The seasonal pattern of common krait bites has been explained by mating behavior, 4 but Kularatne 5 has shown the influence of changing environment such as rain and severe drought as contributing factors. Our patient had generalized muscle pain and tenderness; Kularatne 6 observed myalgia in a significant number of patients. A study of 5 common krait bites by Theakston et al 7 demonstrated myoglobinemia in 1 patient who had myalgia. One of the patients envenomed by the Malayan krait (Bungarus candidus) had generalized muscle pain and tenderness. 8 These suggest that presynaptic phospholipase A2 could cause rhabdomyolysis. However, none of these patients had renal consequences of rhabdomyolysis. Our patient had tachycardia, increased secretions, dilated pupils, and elevated blood pressure. Excitation of both parasympathetic and sympathetic autonomic systems explains most of the clinical manifestations, including increased secretions, dilated pupils, tachycardia, and hypertension. A patient who had a Malayan krait bite was reported to have fixed dilated pupil, sweating, tachycardia, and hypertension due to parasympathetic abnormalities. 8
Altered mental status as noted in our patient, with progression to a deeply comatose state, is not simply explained by cerebral hypoxemia.
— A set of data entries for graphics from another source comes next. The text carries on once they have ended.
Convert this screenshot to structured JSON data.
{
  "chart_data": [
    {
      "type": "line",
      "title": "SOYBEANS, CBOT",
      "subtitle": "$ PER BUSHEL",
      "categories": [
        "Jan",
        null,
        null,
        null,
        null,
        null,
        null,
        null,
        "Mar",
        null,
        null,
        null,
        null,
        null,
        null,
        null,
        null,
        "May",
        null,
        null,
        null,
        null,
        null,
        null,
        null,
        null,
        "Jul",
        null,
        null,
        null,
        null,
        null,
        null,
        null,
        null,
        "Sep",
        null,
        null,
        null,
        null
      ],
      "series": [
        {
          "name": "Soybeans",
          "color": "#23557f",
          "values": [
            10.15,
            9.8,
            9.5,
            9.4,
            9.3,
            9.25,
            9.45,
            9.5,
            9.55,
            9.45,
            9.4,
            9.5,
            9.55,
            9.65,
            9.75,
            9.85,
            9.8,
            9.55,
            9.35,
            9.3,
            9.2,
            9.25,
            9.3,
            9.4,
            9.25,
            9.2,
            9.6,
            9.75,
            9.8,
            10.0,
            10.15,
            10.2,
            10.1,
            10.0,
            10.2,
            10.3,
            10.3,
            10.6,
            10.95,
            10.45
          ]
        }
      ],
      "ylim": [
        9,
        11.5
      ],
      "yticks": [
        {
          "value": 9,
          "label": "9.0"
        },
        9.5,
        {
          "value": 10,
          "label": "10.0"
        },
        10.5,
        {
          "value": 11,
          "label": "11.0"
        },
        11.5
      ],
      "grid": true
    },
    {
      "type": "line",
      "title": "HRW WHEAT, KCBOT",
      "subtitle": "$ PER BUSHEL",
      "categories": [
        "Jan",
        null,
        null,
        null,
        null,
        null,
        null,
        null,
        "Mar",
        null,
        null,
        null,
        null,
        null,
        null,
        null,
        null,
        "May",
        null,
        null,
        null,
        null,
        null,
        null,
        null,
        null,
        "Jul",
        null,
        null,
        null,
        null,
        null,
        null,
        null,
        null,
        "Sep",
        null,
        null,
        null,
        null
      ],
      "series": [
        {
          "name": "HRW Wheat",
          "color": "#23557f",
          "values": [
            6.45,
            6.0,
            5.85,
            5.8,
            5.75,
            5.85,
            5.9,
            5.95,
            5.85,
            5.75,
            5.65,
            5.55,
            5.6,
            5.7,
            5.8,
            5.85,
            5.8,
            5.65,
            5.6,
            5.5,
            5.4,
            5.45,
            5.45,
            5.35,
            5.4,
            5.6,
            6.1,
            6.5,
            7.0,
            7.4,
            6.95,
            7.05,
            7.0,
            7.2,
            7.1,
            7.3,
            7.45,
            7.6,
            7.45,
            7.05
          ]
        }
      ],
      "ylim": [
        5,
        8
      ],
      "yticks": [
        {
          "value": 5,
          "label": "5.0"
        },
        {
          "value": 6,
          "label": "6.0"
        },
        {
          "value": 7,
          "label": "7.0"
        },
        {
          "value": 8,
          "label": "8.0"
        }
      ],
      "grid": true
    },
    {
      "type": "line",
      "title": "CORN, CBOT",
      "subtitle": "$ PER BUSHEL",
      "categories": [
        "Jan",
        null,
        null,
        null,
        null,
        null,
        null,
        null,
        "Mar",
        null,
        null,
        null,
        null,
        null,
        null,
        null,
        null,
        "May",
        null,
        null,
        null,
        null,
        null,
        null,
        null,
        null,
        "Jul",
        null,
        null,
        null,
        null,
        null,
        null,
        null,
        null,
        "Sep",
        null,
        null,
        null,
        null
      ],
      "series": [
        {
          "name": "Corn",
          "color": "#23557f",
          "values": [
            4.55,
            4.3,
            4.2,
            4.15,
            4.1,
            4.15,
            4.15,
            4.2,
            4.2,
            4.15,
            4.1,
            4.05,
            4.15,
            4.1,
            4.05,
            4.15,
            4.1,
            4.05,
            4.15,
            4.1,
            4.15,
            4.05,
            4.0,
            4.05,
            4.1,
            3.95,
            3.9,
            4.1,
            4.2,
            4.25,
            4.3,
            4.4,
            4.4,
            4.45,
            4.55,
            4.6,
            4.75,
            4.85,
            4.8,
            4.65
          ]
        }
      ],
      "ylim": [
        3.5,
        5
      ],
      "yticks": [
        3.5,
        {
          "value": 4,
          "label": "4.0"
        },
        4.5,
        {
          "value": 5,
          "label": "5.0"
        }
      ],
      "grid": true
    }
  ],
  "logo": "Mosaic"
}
The locked-in position is due to severe neuromuscular paralysis. Kularatne 6 noted that his patients were well oxygenated and the brainstem function tests were negative. Furthermore, associated anterograde memory loss is strongly suggestive of widespread depression of cerebral functions. There is little documentation of these observations in the literature. One patient with a Ceylon krait bite remained deeply unconscious until death. 9
This report illustrates how heat exhaustion as a diagnosis can be confused with neurotoxic snakebites. Although altered mental status, pain in the muscles, and tachycardia could have been explained by heat exhaustion or heat stroke, in our patient, background history along with ptosis, weakness of facial muscles, dysphagia, and paresthesias gave valuable clinical clues in favor of krait envenomation.